Feb 10 • 09:11 UTC 🇯🇵 Japan Asahi Shimbun (JP)

Shiseido Reports Second Consecutive Year of Losses as US Acquisition Fails Amid Deteriorating Japan-China Relations

Shiseido has reported a significant financial loss for the second consecutive year, impacted by declining sales in China and a poorly performing US acquisition.

Shiseido has struggled with poor financial performance, marking its second consecutive year of losses. The company's recent report indicated a net loss of 40.6 billion yen for the fiscal year ending December 2025, which is one of the largest losses in its history. This downturn has been exacerbated by a 2.1% year-on-year drop in revenue, totaling approximately 969.9 billion yen. Significant factors contributing to this situation are the underperformance in their US operation and a slowdown in sales catered to Chinese consumers.

The company's troubles in the US stem from its 2019 acquisition of the emerging US brand, Drunk Elephant, which was hoped to drive growth through effective social media marketing aimed at younger demographics.

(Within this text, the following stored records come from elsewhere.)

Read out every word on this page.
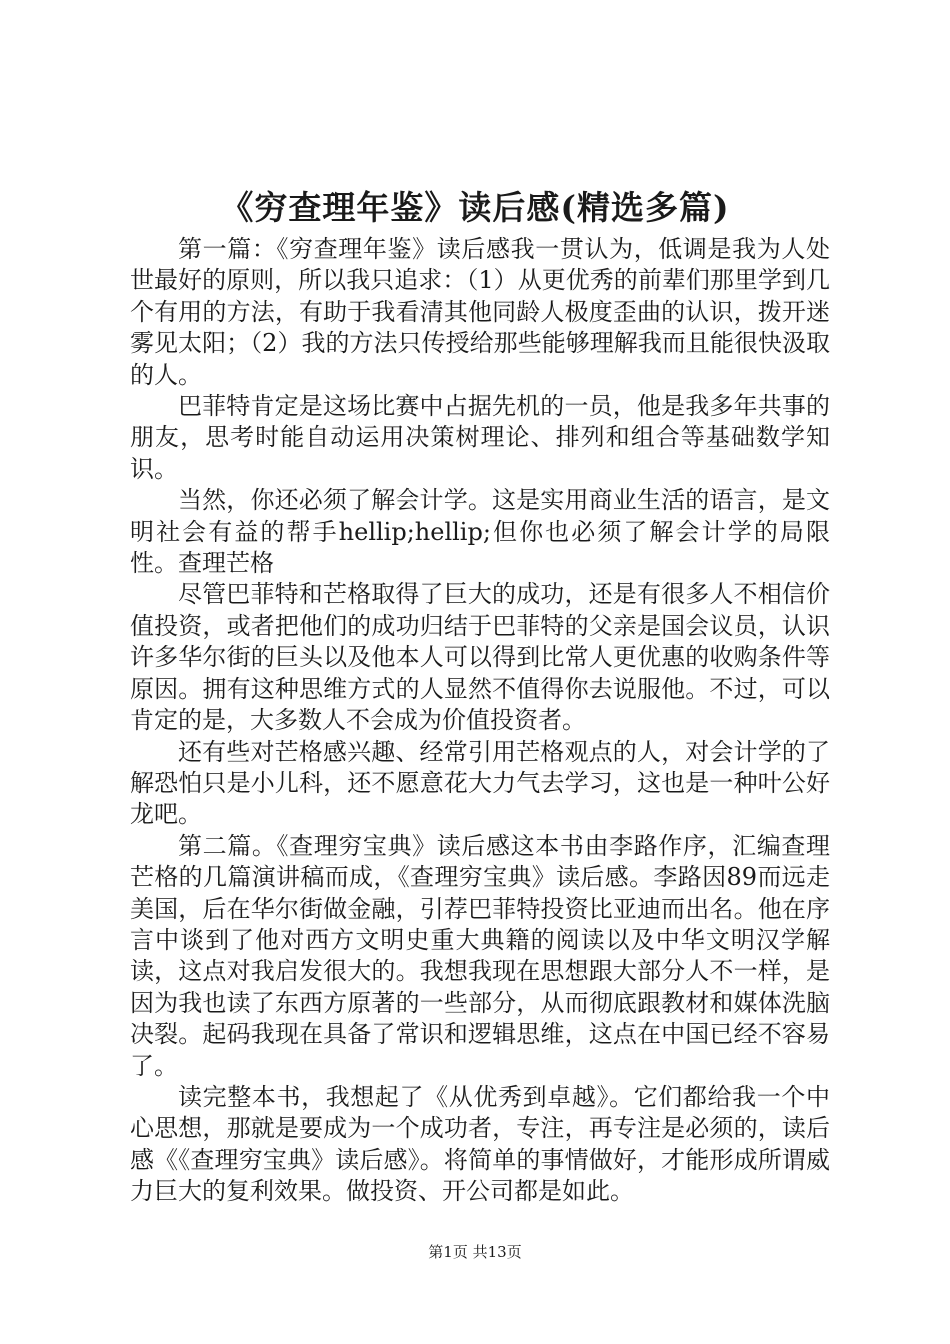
《穷查理年鉴》读后感(精选多篇)

第一篇：《穷查理年鉴》读后感我一贯认为，低调是我为人处世最好的原则，所以我只追求：（1）从更优秀的前辈们那里学到几个有用的方法，有助于我看清其他同龄人极度歪曲的认识，拨开迷雾见太阳；（2）我的方法只传授给那些能够理解我而且能很快汲取的人。

巴菲特肯定是这场比赛中占据先机的一员，他是我多年共事的朋友，思考时能自动运用决策树理论、排列和组合等基础数学知识。

当然，你还必须了解会计学。这是实用商业生活的语言，是文明社会有益的帮手hellip;hellip;但你也必须了解会计学的局限性。查理芒格

尽管巴菲特和芒格取得了巨大的成功，还是有很多人不相信价值投资，或者把他们的成功归结于巴菲特的父亲是国会议员，认识许多华尔街的巨头以及他本人可以得到比常人更优惠的收购条件等原因。拥有这种思维方式的人显然不值得你去说服他。不过，可以肯定的是，大多数人不会成为价值投资者。

还有些对芒格感兴趣、经常引用芒格观点的人，对会计学的了解恐怕只是小儿科，还不愿意花大力气去学习，这也是一种叶公好龙吧。

第二篇。《查理穷宝典》读后感这本书由李路作序，汇编查理芒格的几篇演讲稿而成，《查理穷宝典》读后感。李路因89而远走美国，后在华尔街做金融，引荐巴菲特投资比亚迪而出名。他在序言中谈到了他对西方文明史重大典籍的阅读以及中华文明汉学解读，这点对我启发很大的。我想我现在思想跟大部分人不一样，是因为我也读了东西方原著的一些部分，从而彻底跟教材和媒体洗脑决裂。起码我现在具备了常识和逻辑思维，这点在中国已经不容易了。

读完整本书，我想起了《从优秀到卓越》。它们都给我一个中心思想，那就是要成为一个成功者，专注，再专注是必须的，读后感《《查理穷宝典》读后感》。将简单的事情做好，才能形成所谓威力巨大的复利效果。做投资、开公司都是如此。

第1页 共13页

However, this target has not materialized as expected, with projected shipments for 2024 anticipated to plunge over 30% from the previous year, and further declines of 39% for 2025. Analysts attribute this slide to previous production issues in the US, which allowed similar brands to capture market share during a critical period for Drunk Elephant.

In light of these financial struggles, Shiseido has had to write down the expected value of Drunk Elephant, leading to a significant impairment loss of 46.8 billion yen. This adjustment is reportedly a primary reason for the latest report of net losses. Given the high stakes of international business and the current geopolitical climate, including the deterioration of Japan-China relations, Shiseido faces further challenges as it attempts to stabilize and grow its market presence in both traditional and emerging markets.